Après le monstrueux comme forme spatiale et forme temporelle de la modernité, il faut parler du monstrueux dans les formes des choses qui caractérisent la modernité. Chaque contemporain peut, sans difficulté, observer la part croissante de l'artificiel dans les univers existentiels des temps modernes. La modernité, considérée comme une campagne permettant d'élever le confort et les routines assujetties aux compétences, implique que les sujets soient équipés d'armatures de plus en plus efficaces d'intensification de soi‑même : nous vivons depuis très longtemps dans des univers existentiels marqués par la technologie, dans lesquels les machines classiques et cybernétiques jouent un rôle déterminant pour la forme que nous donnons à notre existence. Compte tenu de ces phénomènes évidents, il est facile de faire passer l'interprétation de la modernisation comme une artificialisation. La loi de la modernité, sous cet angle, est l'engagement accru de l'artificialité dans toutes les dimensions essentielles de l'existence. Il est plus difficile de justifier ce diagnostic face au malaise qui se propage et augmente dans la modernité. Car les grammaires des civilisations hautement avancées nous abandonnent jusqu'à nouvel ordre lorsqu'il s'agit d'exprimer le lieu de l'artificiel dans le réel (1).
Toutes les formes de pensée traditionnelles coïncident sur un point : elles nourrissent une sorte de soupçon de nihilisme à l'égard des artefacts. À partir de Platon, les créations de la technique et de la représentation par l'image passent pour des formes d'Être déficientes ; les monismes souverains des Indiens font tout de même converger samsara et nirvana. Est à la rigueur exempté du soupçon de trompe‑l'œil et de néant, dans la tradition occidentale, ce que l'on appelle les grandes œuvres d'art, auxquelles la pensée classique concède elle aussi (bien qu'à contrecœur), malgré leur caractère extrêmement artificiel, une participation privilégiée à la substance et à l'âme. Dans la tradition de la pensée de l'Être, telle qu'elle s'incarne dans les formes élevées de la métaphysique occidentale, le malaise provoqué par l'artificiel constitue une solide constante. Il exprime le fait que l'on ne peut pas dire dans un langage de l'Être ce que sont « par nature » les machines, les systèmes de signes et les œuvres d'art. Il semble être dans leur nature de rompre avec ce qui est typiquement la nature. Car tout ce qui est œuvre prétend à nier l'Être substantiel par la représentation, et à le compléter.

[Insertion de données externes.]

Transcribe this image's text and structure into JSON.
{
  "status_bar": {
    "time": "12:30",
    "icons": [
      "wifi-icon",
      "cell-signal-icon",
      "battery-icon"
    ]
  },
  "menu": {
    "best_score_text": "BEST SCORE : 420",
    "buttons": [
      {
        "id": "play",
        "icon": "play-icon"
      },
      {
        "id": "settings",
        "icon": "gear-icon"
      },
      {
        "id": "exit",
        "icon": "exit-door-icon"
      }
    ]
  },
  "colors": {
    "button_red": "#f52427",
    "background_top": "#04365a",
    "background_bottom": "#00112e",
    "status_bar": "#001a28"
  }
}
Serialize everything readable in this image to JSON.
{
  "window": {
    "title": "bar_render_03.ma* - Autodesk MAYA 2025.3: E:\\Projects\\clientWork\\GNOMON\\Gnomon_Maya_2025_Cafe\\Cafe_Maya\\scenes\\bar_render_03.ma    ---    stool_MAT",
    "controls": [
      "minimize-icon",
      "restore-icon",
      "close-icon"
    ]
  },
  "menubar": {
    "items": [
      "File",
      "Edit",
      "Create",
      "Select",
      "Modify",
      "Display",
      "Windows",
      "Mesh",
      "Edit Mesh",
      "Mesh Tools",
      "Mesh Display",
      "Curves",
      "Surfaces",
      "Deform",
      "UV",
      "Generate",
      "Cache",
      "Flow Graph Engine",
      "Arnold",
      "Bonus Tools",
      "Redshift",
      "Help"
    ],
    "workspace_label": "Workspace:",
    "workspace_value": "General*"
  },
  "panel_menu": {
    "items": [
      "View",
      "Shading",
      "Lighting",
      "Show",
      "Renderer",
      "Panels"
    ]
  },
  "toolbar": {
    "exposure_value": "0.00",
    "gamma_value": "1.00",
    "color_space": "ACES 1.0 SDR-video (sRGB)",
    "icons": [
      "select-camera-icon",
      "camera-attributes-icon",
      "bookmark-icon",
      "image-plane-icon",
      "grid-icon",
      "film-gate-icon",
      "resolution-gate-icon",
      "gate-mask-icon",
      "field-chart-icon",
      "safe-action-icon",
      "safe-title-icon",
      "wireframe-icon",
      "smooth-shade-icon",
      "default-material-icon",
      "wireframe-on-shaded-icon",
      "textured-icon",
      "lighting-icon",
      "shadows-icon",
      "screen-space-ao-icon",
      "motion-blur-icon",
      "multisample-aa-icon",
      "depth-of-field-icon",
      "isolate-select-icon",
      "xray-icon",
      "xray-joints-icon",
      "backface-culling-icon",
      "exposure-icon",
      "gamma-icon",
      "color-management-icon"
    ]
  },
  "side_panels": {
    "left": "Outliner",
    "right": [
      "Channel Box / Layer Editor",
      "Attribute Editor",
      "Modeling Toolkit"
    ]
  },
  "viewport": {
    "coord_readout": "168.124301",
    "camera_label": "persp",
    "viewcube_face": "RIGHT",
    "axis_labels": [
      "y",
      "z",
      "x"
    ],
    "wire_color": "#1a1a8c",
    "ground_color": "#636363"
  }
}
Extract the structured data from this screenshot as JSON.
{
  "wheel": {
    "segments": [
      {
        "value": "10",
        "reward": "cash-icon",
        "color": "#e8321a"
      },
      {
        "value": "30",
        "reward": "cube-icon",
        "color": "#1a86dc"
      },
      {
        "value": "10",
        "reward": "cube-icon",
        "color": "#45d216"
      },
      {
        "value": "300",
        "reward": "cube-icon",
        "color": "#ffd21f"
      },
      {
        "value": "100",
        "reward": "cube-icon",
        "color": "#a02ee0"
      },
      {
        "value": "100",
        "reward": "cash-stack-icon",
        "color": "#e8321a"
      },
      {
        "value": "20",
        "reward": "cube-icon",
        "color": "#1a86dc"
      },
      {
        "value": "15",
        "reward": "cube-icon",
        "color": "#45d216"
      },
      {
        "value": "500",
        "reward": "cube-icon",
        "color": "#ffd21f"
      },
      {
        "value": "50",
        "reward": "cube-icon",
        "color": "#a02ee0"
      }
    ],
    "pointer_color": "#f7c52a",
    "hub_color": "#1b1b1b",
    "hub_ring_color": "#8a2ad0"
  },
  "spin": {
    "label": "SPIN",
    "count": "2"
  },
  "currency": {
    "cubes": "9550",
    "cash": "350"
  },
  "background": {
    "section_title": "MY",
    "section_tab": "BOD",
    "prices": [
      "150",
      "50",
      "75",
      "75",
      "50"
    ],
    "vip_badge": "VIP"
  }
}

Ce n'est pas un hasard si, dans l'histoire de l'art récente, on a tenté d'élaborer le culte comme un fond pour des images, un fond qui se situe à un niveau plus profond que l'artifice. Le culte, lui aussi, est un dérivé de l'Être ; il recouvre les images d'un vieux sens gestuel, religieux, et même physiologique ; il veut rattacher l'écume des signes à la chair des choses, à la vie agissante même. On le comprend facilement: là où l'on est parti du primat de l'Etre, les artifices ne peuvent être compris que comme des bâtards ontologiques ; en eux, le néant aurait illégalement arraché à L'Etre certaines parties de sa plénitude. L'esthétique et la théorie de la technique, placées sous les auspices de l'Être, mènent toujours et nécessairement à des dénonciations plus ou moins explicites du monde des apparences comme sphère d'extensions inutiles à une réalité plus ancienne et plus digne. Les œuvres de l'art sont en réalité, comme celles de la technique, les enfants du néant ‑ ou du moins seulement les demi‑sœurs de l'Être véritable. Elles sont des créatures de l'illégalité ontologique, doivent être comprises comme exemptes d'image originelle, comme de simples atténuations de l'Etre, non garanties par les origines et inessentielles, au sens fort du terme. En elles, un apport de néant, incapable d'accéder au concept, se creuse une place dans le monde dense des données naturelles et fondamentales.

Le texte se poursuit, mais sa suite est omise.